After Grace publicly denounced Mnangagwa at several public rallies, Mugabe officially sacked his vice president, who was forced to flee into exile in Mozambique and later South Africa following death threats. At this point Zimbabwe’s army decisively intervened against Grace’s cabal. Once impeachment proceedings began against the president, Mugabe finally resigned.

Amid wild celebrations across the country, Mnangagwa returned from exile and took over as president. He subsequently won the presidential election in July 2018 on a reform platform, despite assassination attempts during the campaign, including a bomb that exploded at his rally in June last year.

Despite clear threats from remnants of Mugabe’s regime, President Mnangagwa has continued the reform process. He forgave Mugabe for his failings and allowed the former president and Grace to continue living in their opulent mansion in Harare. Unlike many other former African dictators, from Muammar Gaddafi to Idi Amin and “Emperor” Bokassa, Mugabe was allowed to live out his years in peace at home.

Zimbabwe, meanwhile, has moved ahead with dismantling the negative aspects of Mugabe’s legacy. The Mnangagwa government is reviewing 30 Mugabe-era bills and is in the process of upgrading them to Western standards. These include the much-criticized Access to Information and Protection of Privacy Act (AIPPA) and the Public Order and Security Act (POSA).  The former was repealed last month and replaced by the Freedom of Information Bill, which seeks to uphold citizen’s rights to access information in line with the Zimbabwean Constitution and established international norms. The latter is expected to be succeeded by the Maintenance of Peace and Order Bill (MOPA) soon, which aims at ensuring the freedom of assembly and modernizing the management of public gatherings.

The economy had suffered the most under Mugabe’s nearly four-decade rule. President Mnangagwa inherited a struggling economy marked by hyperinflation, cash shortages, a budget deficit, endemic corruption, and a lack of monetary sovereignty.

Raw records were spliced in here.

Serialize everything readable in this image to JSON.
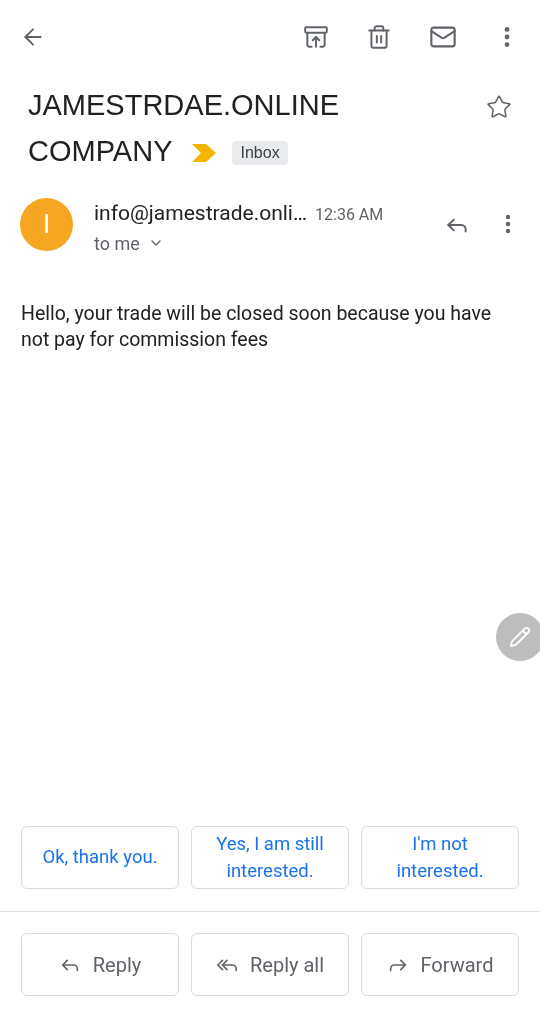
{
  "subject": {
    "title_lines": [
      "JAMESTRDAE.ONLINE",
      "COMPANY"
    ],
    "important": true,
    "label": "Inbox",
    "starred": false
  },
  "message": {
    "avatar": {
      "letter": "I",
      "color": "#f6a623"
    },
    "sender": "info@jamestrade.onli…",
    "time": "12:36 AM",
    "recipient": "to me",
    "body": "Hello, your trade will be closed soon because you have not pay for commission fees"
  },
  "smart_replies": [
    "Ok, thank you.",
    "Yes, I am still interested.",
    "I'm not interested."
  ],
  "actions": [
    {
      "kind": "reply",
      "label": "Reply"
    },
    {
      "kind": "reply_all",
      "label": "Reply all"
    },
    {
      "kind": "forward",
      "label": "Forward"
    }
  ]
}
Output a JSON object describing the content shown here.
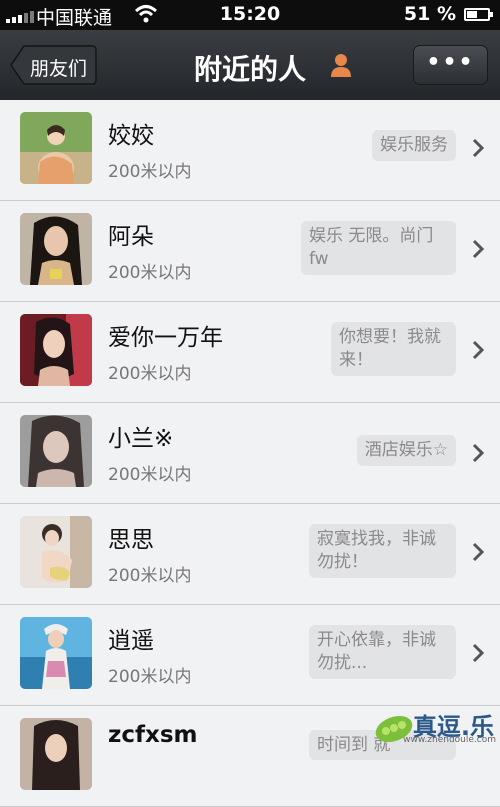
{
  "status": {
    "carrier": "中国联通",
    "time": "15:20",
    "battery": "51 %",
    "battery_level": 0.51
  },
  "nav": {
    "back_label": "朋友们",
    "title": "附近的人",
    "more_label": "•••"
  },
  "people": [
    {
      "name": "姣姣",
      "distance": "200米以内",
      "signature": "娱乐服务"
    },
    {
      "name": "阿朵",
      "distance": "200米以内",
      "signature": "娱乐 无限。尚门fw"
    },
    {
      "name": "爱你一万年",
      "distance": "200米以内",
      "signature": "你想要！我就来！"
    },
    {
      "name": "小兰※",
      "distance": "200米以内",
      "signature": "酒店娱乐☆"
    },
    {
      "name": "思思",
      "distance": "200米以内",
      "signature": "寂寞找我，非诚勿扰！"
    },
    {
      "name": "逍遥",
      "distance": "200米以内",
      "signature": "开心依靠，非诚勿扰..."
    },
    {
      "name": "zcfxsm",
      "distance": "",
      "signature": "时间到 就"
    }
  ],
  "watermark": {
    "text": "真逗.乐",
    "url": "www.zhendoule.com"
  }
}
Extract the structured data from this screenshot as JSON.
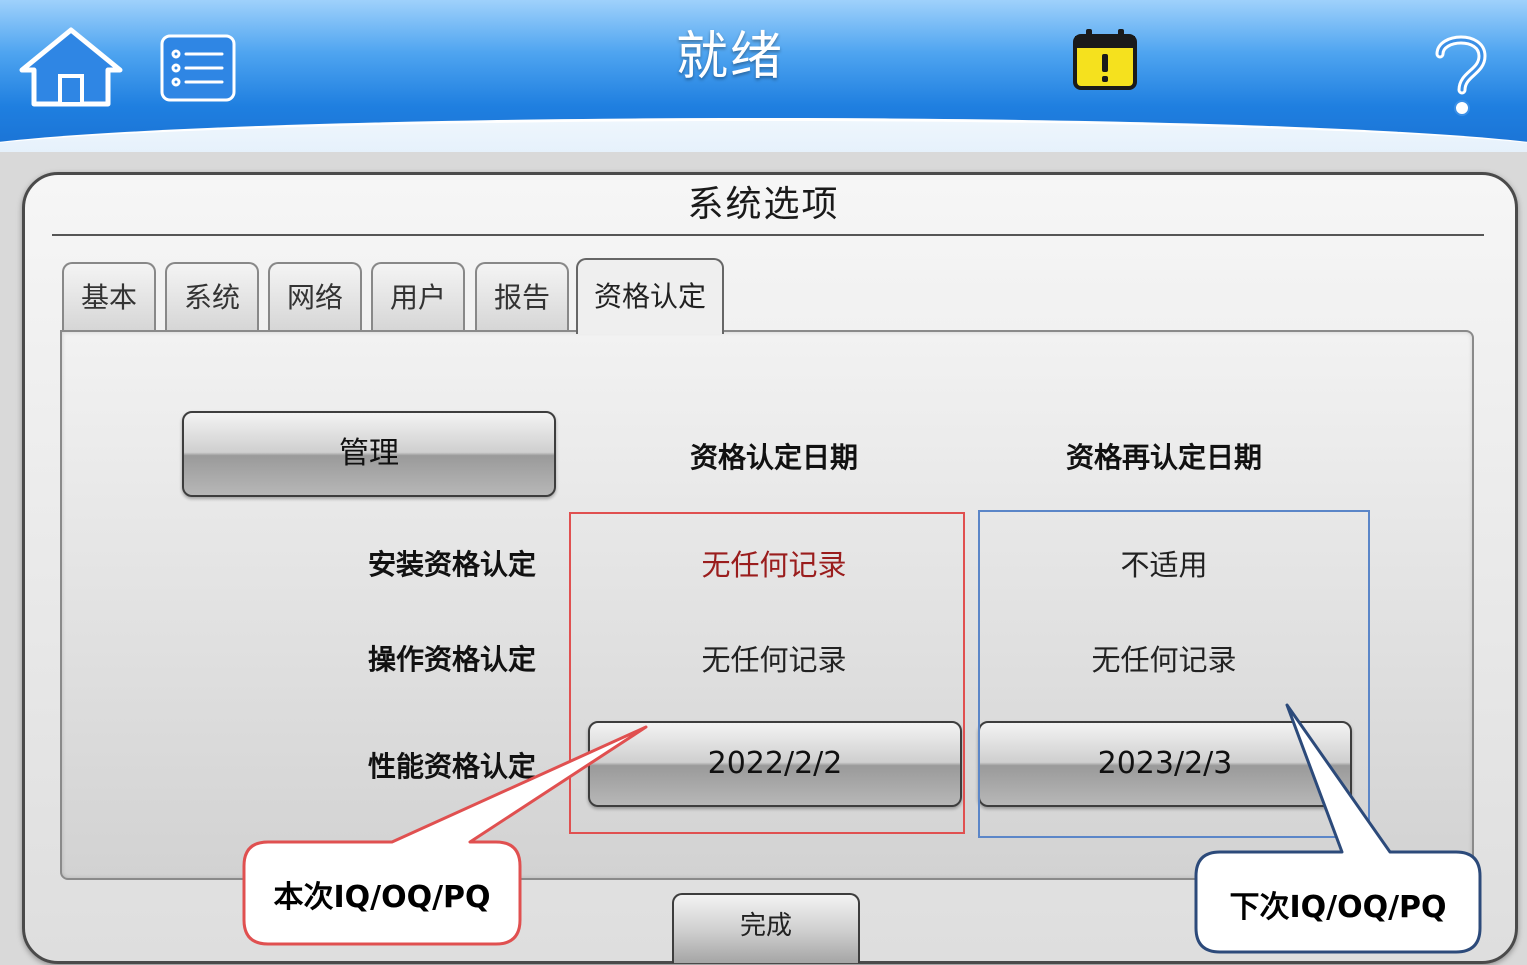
{
  "header": {
    "title": "就绪",
    "icons": [
      "home-icon",
      "menu-list-icon",
      "calendar-alert-icon",
      "help-icon"
    ]
  },
  "panel": {
    "title": "系统选项"
  },
  "tabs": [
    {
      "label": "基本",
      "active": false
    },
    {
      "label": "系统",
      "active": false
    },
    {
      "label": "网络",
      "active": false
    },
    {
      "label": "用户",
      "active": false
    },
    {
      "label": "报告",
      "active": false
    },
    {
      "label": "资格认定",
      "active": true
    }
  ],
  "qualification": {
    "manage_label": "管理",
    "col_qual_date": "资格认定日期",
    "col_requal_date": "资格再认定日期",
    "rows": [
      {
        "label": "安装资格认定",
        "qual": "无任何记录",
        "requal": "不适用"
      },
      {
        "label": "操作资格认定",
        "qual": "无任何记录",
        "requal": "无任何记录"
      },
      {
        "label": "性能资格认定",
        "qual": "2022/2/2",
        "requal": "2023/2/3"
      }
    ]
  },
  "footer": {
    "done_label": "完成"
  },
  "callouts": {
    "current": "本次IQ/OQ/PQ",
    "next": "下次IQ/OQ/PQ"
  },
  "colors": {
    "header_blue": "#1f7fe0",
    "callout_red": "#e05050",
    "callout_blue": "#2c4a7a",
    "no_record_red": "#9a1d1d",
    "calendar_yellow": "#f5e11e"
  }
}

U.S. Secretary of State Mike Pompeo tweeted: “Robert Mugabe devastated a country with enormous potential…and catastrophically mismanaged  the economy, turning the region’s breadbasket into one where much of the population requires international food assistance.”

Under Mnangagwa, Zimbabwe is now achieving tangible results with a budget surplus of ZW$ 803.6 million between January and July 2019, and a positive current account for the first time since the adoption of the multi-currency regime in 2009. And his government’s currency reform is supported by the International Monetary Fund (IMF), with whom Zimbabwe signed a two-year monitoring programme that could earn it debt forgiveness and future financing.

Secretary Pompeo seemed encouraged, tweeting: “Zimbabweans have long deserved better and their leadership has an opportunity to set the country on a much different path. We will continue to stand with the Zimbabwean people in their efforts to forge a better, more prosperous future.”

A key milestone illustrating how far Zimbabwe has traveled under Mnangagwa, is his reform programme, which includes land ownership, marking a departure from his predecessor’s anti-white stance. Unlike Mugabe, who evicted white farmers and limited their land leases to five years, Mnangagwa publicly declared that white commercial farmers are now free to apply for land, extending 99-year leases to all farmers – independent of their skin color – and compensating white farmers.

This shows that with Mugabe’s death a shadow has been lifted from Zimbabwe, and President Mnangagwa can now fully focus on restoring this southern African country’s prosperous future.